DeSantis has also faced accusations of enacting voter suppression laws, which disproportionately affect Black voters, and allegations of voter intimidation after his administration announced they would be arresting 19 convicted felons for trying to vote — 13 of whom were Black.
Cliff Albright, co-founder of Black Voters Matter, said these issues have been on the minds of Black Floridians for some time, but with 2024 approaching more Americans are learning about DeSantis and what he called the governor’s “anti-Black” policies.
“I think the more that Black voters across the country learn about him, the more that you’ll see that there’s going to be a strong unfavorability that he’s going to have,” Albright said.
“He takes pride in being able to say he’s standing up against the ‘woke mob,’ against these liberals, these progressive, these Black people and all of that.
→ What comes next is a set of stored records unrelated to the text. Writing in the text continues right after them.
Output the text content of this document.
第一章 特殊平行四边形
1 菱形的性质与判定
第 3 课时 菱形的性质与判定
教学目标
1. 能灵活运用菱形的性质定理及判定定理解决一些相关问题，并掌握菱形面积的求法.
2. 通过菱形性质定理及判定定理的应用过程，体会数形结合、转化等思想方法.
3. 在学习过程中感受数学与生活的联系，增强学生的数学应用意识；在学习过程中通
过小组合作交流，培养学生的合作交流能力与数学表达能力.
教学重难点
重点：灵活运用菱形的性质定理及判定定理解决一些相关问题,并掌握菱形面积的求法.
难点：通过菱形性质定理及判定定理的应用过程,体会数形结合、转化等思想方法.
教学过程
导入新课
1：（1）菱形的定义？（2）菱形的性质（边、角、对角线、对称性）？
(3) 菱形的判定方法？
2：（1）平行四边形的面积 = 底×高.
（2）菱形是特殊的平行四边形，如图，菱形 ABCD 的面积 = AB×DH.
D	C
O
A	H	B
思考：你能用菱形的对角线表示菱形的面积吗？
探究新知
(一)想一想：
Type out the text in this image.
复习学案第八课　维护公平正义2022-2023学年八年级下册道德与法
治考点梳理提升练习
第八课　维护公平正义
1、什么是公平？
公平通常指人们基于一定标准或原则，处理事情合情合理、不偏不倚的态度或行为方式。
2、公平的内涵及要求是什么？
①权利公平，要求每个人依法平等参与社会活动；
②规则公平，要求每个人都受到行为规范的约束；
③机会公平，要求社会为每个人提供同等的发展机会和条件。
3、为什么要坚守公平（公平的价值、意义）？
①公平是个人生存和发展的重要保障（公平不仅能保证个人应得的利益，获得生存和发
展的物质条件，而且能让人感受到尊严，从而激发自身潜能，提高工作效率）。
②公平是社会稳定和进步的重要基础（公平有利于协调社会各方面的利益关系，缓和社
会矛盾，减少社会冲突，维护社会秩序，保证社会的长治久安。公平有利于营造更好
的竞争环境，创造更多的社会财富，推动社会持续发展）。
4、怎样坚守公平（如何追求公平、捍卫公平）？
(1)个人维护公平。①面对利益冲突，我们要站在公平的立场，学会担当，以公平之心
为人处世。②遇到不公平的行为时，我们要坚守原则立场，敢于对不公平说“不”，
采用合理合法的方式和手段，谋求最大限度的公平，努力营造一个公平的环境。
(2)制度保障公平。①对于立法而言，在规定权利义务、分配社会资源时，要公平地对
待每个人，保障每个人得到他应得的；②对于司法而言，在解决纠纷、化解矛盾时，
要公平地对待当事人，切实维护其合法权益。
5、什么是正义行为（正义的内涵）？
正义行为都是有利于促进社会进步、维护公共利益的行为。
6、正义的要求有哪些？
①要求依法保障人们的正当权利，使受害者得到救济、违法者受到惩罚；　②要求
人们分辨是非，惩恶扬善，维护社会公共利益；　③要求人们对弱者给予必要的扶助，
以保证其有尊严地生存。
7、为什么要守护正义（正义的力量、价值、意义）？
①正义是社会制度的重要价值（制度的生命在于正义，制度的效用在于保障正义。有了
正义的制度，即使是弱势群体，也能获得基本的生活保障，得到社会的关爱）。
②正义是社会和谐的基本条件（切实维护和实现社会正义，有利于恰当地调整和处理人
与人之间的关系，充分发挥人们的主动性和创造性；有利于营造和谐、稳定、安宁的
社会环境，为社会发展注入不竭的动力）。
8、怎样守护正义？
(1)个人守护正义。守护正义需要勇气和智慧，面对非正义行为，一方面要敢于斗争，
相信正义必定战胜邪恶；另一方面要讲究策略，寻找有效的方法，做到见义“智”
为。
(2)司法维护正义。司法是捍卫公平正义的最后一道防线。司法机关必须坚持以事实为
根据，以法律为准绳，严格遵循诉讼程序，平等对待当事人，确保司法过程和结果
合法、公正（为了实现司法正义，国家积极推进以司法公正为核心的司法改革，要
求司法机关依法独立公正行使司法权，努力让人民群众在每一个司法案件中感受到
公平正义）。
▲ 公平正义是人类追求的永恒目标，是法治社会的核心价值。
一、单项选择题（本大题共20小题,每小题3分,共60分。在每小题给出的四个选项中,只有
He’s actually going to try to turn that negative into a strength of his base.”
But if DeSantis decides to announce a presidential campaign, Albright added, these policies could drive a backlash that will turn out more Black voters to vote against DeSantis.
And DeSantis would be facing off in the Republican primary against Trump, who managed to make inroads with Black voters in both his presidential runs.
In 2016, Trump secured 6 percent of the Black vote — which was more than then-Republican presidential nominee Mitt Romney in 2012. In 2020, that increased to 8 percent of Black voters.
According to CNN exit polls, DeSantis won 14 percent of Black voters’ support in the 2018 Florida gubernatorial election and 13 percent in the 2022 election.
“There’s some lingering benefits that Trump was able to have from his New York days, his days of hanging out with hip-hop artists and all that,” said Albright. “DeSantis doesn’t have that.”
Still, there is some hope for the larger Republican Party.
A December poll by HIT Strategies found that 11 percent of Black voters said they supported Republican candidates for the House of Representatives in the midterms. Seventeen percent of Black voters under 50 years old said they supported Republican candidates, while 16 percent of Black male voters said they supported Republican candidates for the House.
But despite an increase in Black GOP candidates running for office, and an increase in Black voter support for Republicans, the party has consistently struggled to earn the same amount of support as Democrats — in part because of the way members discuss race, said Singleton.
“The Republican Party hasn’t had to worry about really aggressively going for the Black vote in a very, very long time,” said Singleton. “There are certainly positions that many Black people would probably fit right at home with the Republican Party, but Black people are not going to vote for a party that they believe has an antithetical position to matters of race. That will always be the Achilles’ heel for the Republican Party, and until that changes, then the Republican Party will always perform the way they currently perform with Black voters.”